The problem is that am a subcultural refugee now, neither part of my origin culture and yet to be truly integrated into the wider culture, so I feel like I am in a kind of transformative limbo. I am a part of a "walk away" movement from the extreme left aligned mind set of just about everyone around me. I live in a moral vaccum subculture, destroyed by drugs, irresponsibility and the lefty sense of entitlement and "activism" and having devoted myself to this culty immature and non-progressive hypocrisy, for much of my life, I find myself extremely disillusioned and disenfranchised.
I want out, but I need wellness, to get out. I know I will get there, I just have to keep working towards it.
 
Something to maybe consider: is it really a neurotypical land?

When you get to know people, one of the things that I personally always seem to be confronted with is the degree of internal distress and struggle to get by in the world that seems to pervade people from all walks of life.

It’s incredibly easy to generalise - and that’s something our brain often does to confirm our CD’s. Mine does that all the time. I can find evidence everywhere of how completely and innately different I am to everyone else.

I have a bit of a pet project that I’ve been working on for years now - trying to find a person who is willing to say (while sober!) “I feel like I fit in in this world”. Haven’t met one yet. Not a single one.

It’s a difficult balance trying to balance validating the extreme abise you’ve been through on the one hand, and not ending up feeling like some kinda freak as a result.

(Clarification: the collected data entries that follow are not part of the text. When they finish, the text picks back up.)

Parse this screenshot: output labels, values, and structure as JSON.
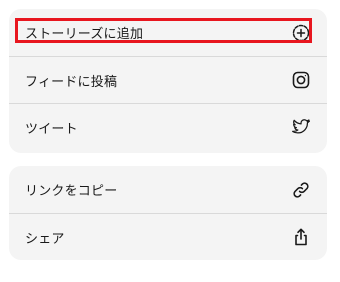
{
  "share_sheet": {
    "group_primary": [
      {
        "label": "ストーリーズに追加",
        "icon": "add-circle-icon"
      },
      {
        "label": "フィードに投稿",
        "icon": "instagram-icon"
      },
      {
        "label": "ツイート",
        "icon": "twitter-bird-icon"
      }
    ],
    "group_secondary": [
      {
        "label": "リンクをコピー",
        "icon": "link-icon"
      },
      {
        "label": "シェア",
        "icon": "share-upload-icon"
      }
    ]
  },
  "highlight": {
    "target": "ストーリーズに追加",
    "color": "#e8161f"
  },
  "colors": {
    "group_background": "#f4f4f4",
    "divider": "#d9d9d9",
    "text": "#1a1a1a"
  }
}
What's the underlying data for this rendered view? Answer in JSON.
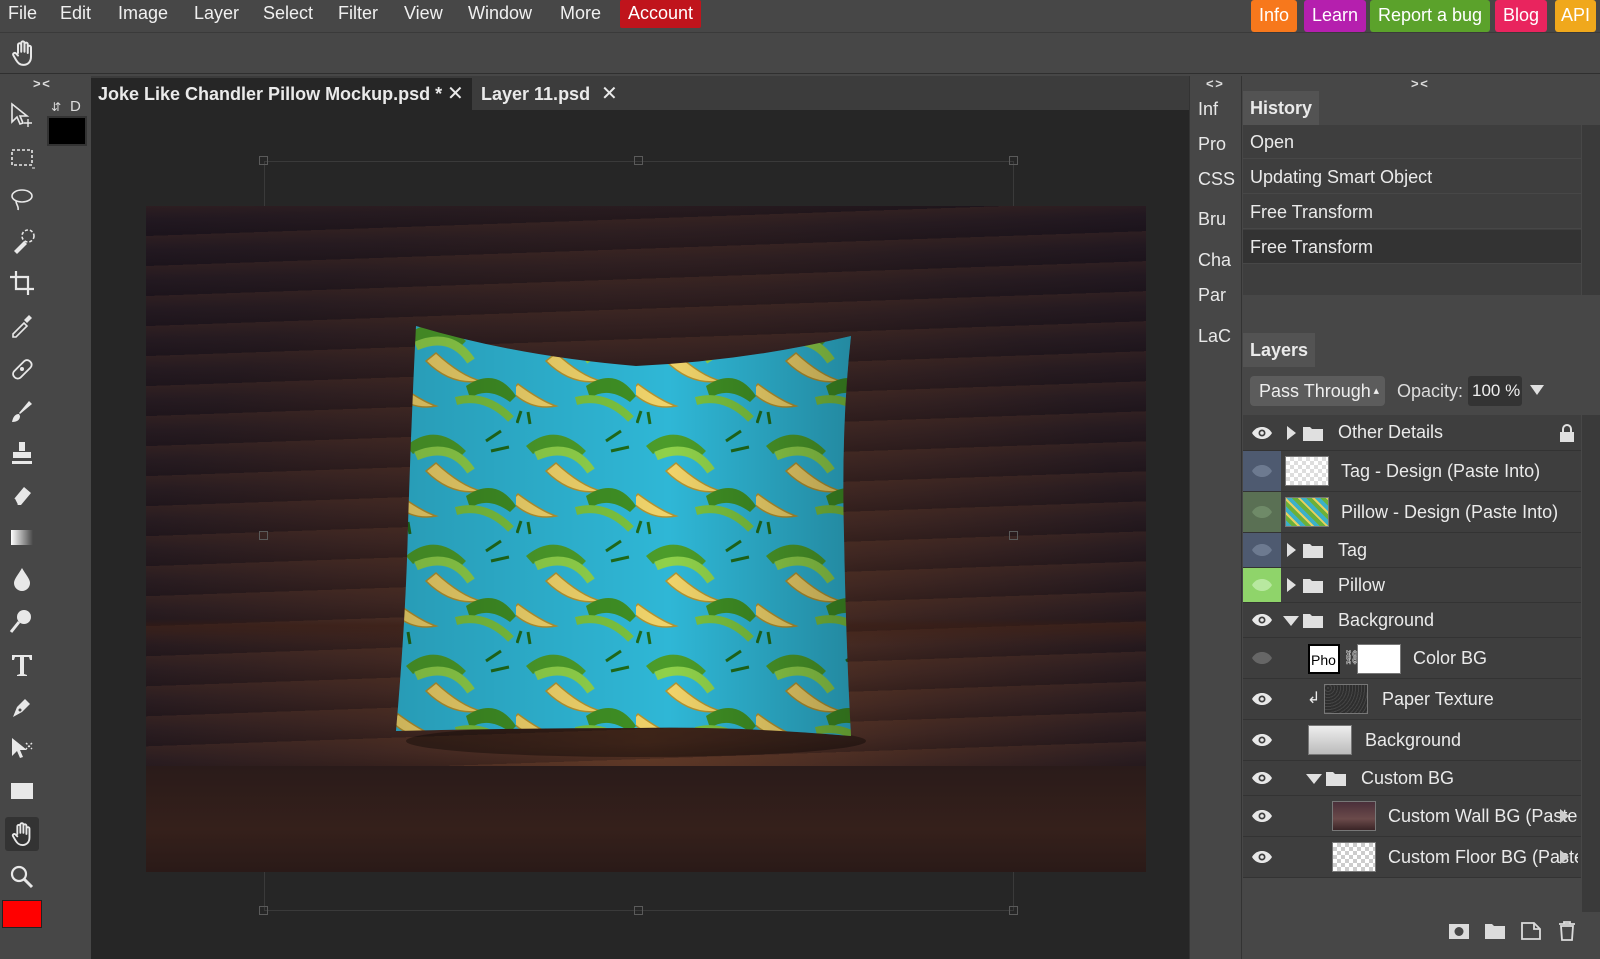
{
  "menubar": {
    "items": [
      "File",
      "Edit",
      "Image",
      "Layer",
      "Select",
      "Filter",
      "View",
      "Window",
      "More"
    ],
    "account": "Account",
    "buttons": [
      {
        "label": "Info",
        "color": "#f7781c"
      },
      {
        "label": "Learn",
        "color": "#b51fae"
      },
      {
        "label": "Report a bug",
        "color": "#5ba22b"
      },
      {
        "label": "Blog",
        "color": "#e9245e"
      },
      {
        "label": "API",
        "color": "#f0a81c"
      }
    ]
  },
  "toolbar": {
    "color_swap_label": "⇵",
    "default_colors_label": "D",
    "foreground_color": "#000000",
    "secondary_color": "#ff0000",
    "tools": [
      "move-tool",
      "marquee-tool",
      "lasso-tool",
      "quick-select-tool",
      "crop-tool",
      "eyedropper-tool",
      "healing-tool",
      "brush-tool",
      "stamp-tool",
      "eraser-tool",
      "gradient-tool",
      "blur-tool",
      "dodge-tool",
      "type-tool",
      "pen-tool",
      "path-select-tool",
      "shape-tool",
      "hand-tool",
      "zoom-tool"
    ],
    "active_tool": "hand-tool"
  },
  "panel_collapse": {
    "left": ">  <",
    "middle": "<  >",
    "right": ">  <"
  },
  "document_tabs": [
    {
      "label": "Joke Like Chandler Pillow Mockup.psd *",
      "close": "✕",
      "active": true
    },
    {
      "label": "Layer 11.psd",
      "close": "✕",
      "active": false
    }
  ],
  "side_tabs": [
    "Inf",
    "Pro",
    "CSS",
    "Bru",
    "Cha",
    "Par",
    "LaC"
  ],
  "history": {
    "title": "History",
    "items": [
      "Open",
      "Updating Smart Object",
      "Free Transform",
      "Free Transform"
    ]
  },
  "layers": {
    "title": "Layers",
    "blend_mode": "Pass Through",
    "opacity_label": "Opacity:",
    "opacity_value": "100 %",
    "rows": [
      {
        "name": "Other Details",
        "kind": "folder",
        "expanded": false,
        "locked": true
      },
      {
        "name": "Tag - Design (Paste Into)",
        "kind": "smart"
      },
      {
        "name": "Pillow - Design (Paste Into)",
        "kind": "smart"
      },
      {
        "name": "Tag",
        "kind": "folder",
        "expanded": false
      },
      {
        "name": "Pillow",
        "kind": "folder",
        "expanded": false
      },
      {
        "name": "Background",
        "kind": "folder",
        "expanded": true
      },
      {
        "name": "Color BG",
        "kind": "fill",
        "thumb_label": "Pho"
      },
      {
        "name": "Paper Texture",
        "kind": "clipped"
      },
      {
        "name": "Background",
        "kind": "layer"
      },
      {
        "name": "Custom BG",
        "kind": "folder",
        "expanded": true
      },
      {
        "name": "Custom Wall BG (Paste I",
        "kind": "smart"
      },
      {
        "name": "Custom Floor BG (Paste",
        "kind": "smart"
      }
    ]
  }
}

I’d put it to you though, that as you’ve been moving through your own recovery and gradually learning (a) who you really are, and what your story is; and (b) coming to accept that person? Finding a place, and people, that you feel some sense of belonging to will naturally follow. ‘Belonging’ doesn’t mean ‘same’, yeah?

Back track on your progress to date: you started from a place of complete isolation, existing in relationships that were solely about exploiting and abusing you.

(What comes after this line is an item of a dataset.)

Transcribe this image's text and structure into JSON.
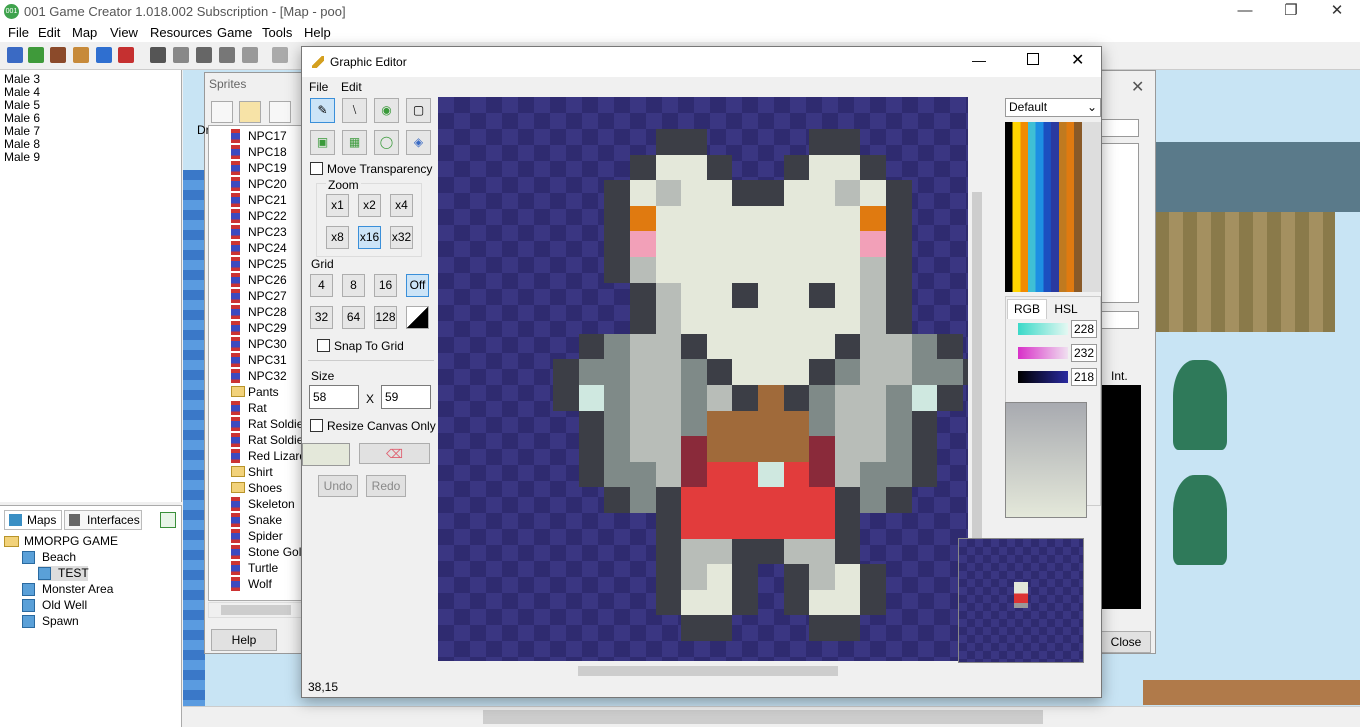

Currently, and still (always!) a work in progress, you’ve found this place, and people that you relate to and feel comfortable among. And you’re uncovering the degree to which you’re also on the spectrum, and by the sounds of it, you’ve found another forum that has some elements you relate to as well.

“I’m a complete freak” is a core belief (which is different by degrees to a cognitive distortion) that I’ve battled against for years. For a long time, my goal was to change my core beliefs about myself. At some point, I abandoned that crusade, and shifted my focus to healing smaller stuff.

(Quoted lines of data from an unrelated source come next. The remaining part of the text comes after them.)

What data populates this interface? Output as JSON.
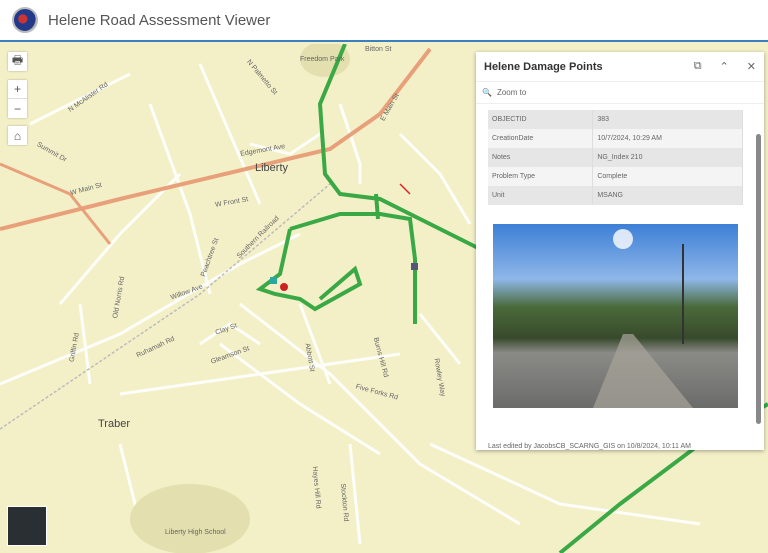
{
  "header": {
    "title": "Helene Road Assessment Viewer"
  },
  "map": {
    "towns": [
      "Liberty",
      "Traber"
    ],
    "streets": [
      "W Main St",
      "Summit Dr",
      "N McAlister Rd",
      "Edgemont Ave",
      "W Front St",
      "E Main St",
      "Peachtree St",
      "Willow Ave",
      "Clay St",
      "Gleamson St",
      "Ruhamah Rd",
      "Five Forks Rd",
      "Burns Hill Rd",
      "Abbott St",
      "Old Norris Rd",
      "Griffin Rd",
      "Hayes Hill Rd",
      "Stockton Rd",
      "Rowley Way",
      "N Palmetto St",
      "Southern Railroad",
      "Bitton St",
      "Freedom Park",
      "Liberty High School"
    ],
    "controls": {
      "print": "🖶",
      "zoom_in": "+",
      "zoom_out": "−",
      "home": "⌂"
    }
  },
  "popup": {
    "title": "Helene Damage Points",
    "zoom_to": "Zoom to",
    "fields": [
      {
        "label": "OBJECTID",
        "value": "383"
      },
      {
        "label": "CreationDate",
        "value": "10/7/2024, 10:29 AM"
      },
      {
        "label": "Notes",
        "value": "NG_Index 210"
      },
      {
        "label": "Problem Type",
        "value": "Complete"
      },
      {
        "label": "Unit",
        "value": "MSANG"
      }
    ],
    "last_edited": "Last edited by JacobsCB_SCARNG_GIS on 10/8/2024, 10:11 AM"
  },
  "colors": {
    "route": "#3aa845",
    "main_road": "#e8a07a",
    "header_border": "#3a7fbf"
  }
}
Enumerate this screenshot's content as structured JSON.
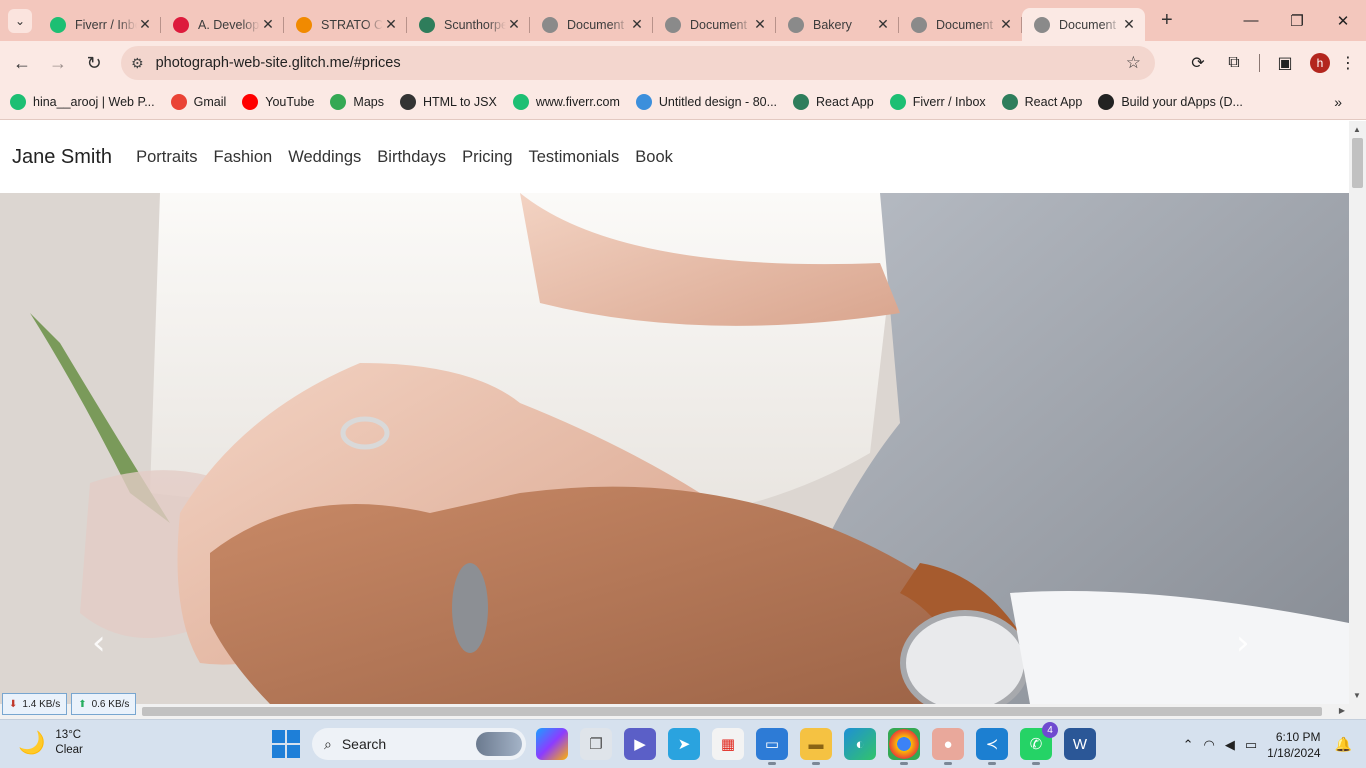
{
  "browser": {
    "tabs": [
      {
        "title": "Fiverr / Inbox",
        "icon": "fiverr-icon",
        "color": "#1dbf73"
      },
      {
        "title": "A. Developer",
        "icon": "angular-icon",
        "color": "#dd1b3c"
      },
      {
        "title": "STRATO Customer",
        "icon": "strato-icon",
        "color": "#f18a00"
      },
      {
        "title": "Scunthorpe",
        "icon": "react-app-icon",
        "color": "#2e7d5b"
      },
      {
        "title": "Document",
        "icon": "globe-icon",
        "color": "#8a8a8a"
      },
      {
        "title": "Document",
        "icon": "globe-icon",
        "color": "#8a8a8a"
      },
      {
        "title": "Bakery",
        "icon": "globe-icon",
        "color": "#8a8a8a"
      },
      {
        "title": "Document",
        "icon": "globe-icon",
        "color": "#8a8a8a"
      },
      {
        "title": "Document",
        "icon": "globe-icon",
        "color": "#8a8a8a",
        "active": true
      }
    ],
    "url": "photograph-web-site.glitch.me/#prices",
    "profile_initial": "h",
    "bookmarks": [
      {
        "label": "hina__arooj | Web P...",
        "icon": "fiverr-icon",
        "color": "#1dbf73"
      },
      {
        "label": "Gmail",
        "icon": "gmail-icon",
        "color": "#ea4335"
      },
      {
        "label": "YouTube",
        "icon": "youtube-icon",
        "color": "#ff0000"
      },
      {
        "label": "Maps",
        "icon": "maps-icon",
        "color": "#34a853"
      },
      {
        "label": "HTML to JSX",
        "icon": "globe-icon",
        "color": "#333333"
      },
      {
        "label": "www.fiverr.com",
        "icon": "fiverr-icon",
        "color": "#1dbf73"
      },
      {
        "label": "Untitled design - 80...",
        "icon": "canva-icon",
        "color": "#3c8fdc"
      },
      {
        "label": "React App",
        "icon": "react-app-icon",
        "color": "#2e7d5b"
      },
      {
        "label": "Fiverr / Inbox",
        "icon": "fiverr-icon",
        "color": "#1dbf73"
      },
      {
        "label": "React App",
        "icon": "react-app-icon",
        "color": "#2e7d5b"
      },
      {
        "label": "Build your dApps (D...",
        "icon": "vercel-icon",
        "color": "#222222"
      }
    ]
  },
  "site": {
    "brand": "Jane Smith",
    "nav": [
      "Portraits",
      "Fashion",
      "Weddings",
      "Birthdays",
      "Pricing",
      "Testimonials",
      "Book"
    ],
    "hero_alt": "Wedding hands with rings"
  },
  "netspeed": {
    "down": "1.4 KB/s",
    "up": "0.6 KB/s"
  },
  "taskbar": {
    "weather_temp": "13°C",
    "weather_desc": "Clear",
    "search_label": "Search",
    "whatsapp_badge": "4",
    "time": "6:10 PM",
    "date": "1/18/2024"
  }
}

Healing the smaller stuff, rather than trying to forcibly change core beliefs, is what helps us make slow progress in changing our lives. And when your life starts to change, the core beliefs become less and less consistent with our new lived experience. That’s when core beliefs will start to wane and shift, all by themselves.

I think your lived experience is changing? For the better? Your perception of yourself as a freak will become less and less persistent and present the more you become comfortable with who you now are, and the new life you’re defining for yourself:)
This was brilliant. Very, very helpful.. I can feel the reality of this! :-). The "freak" thing is a CD I've had going for ever. I CAN feel and am glimpsing the "light at the end of the tunnel". I am "furling" my freak flag, and joining the ranks of the everyday people.
Born into "freaksville" all the while being a moderate and very middle ground human, I feel like I am finally finding my own centre.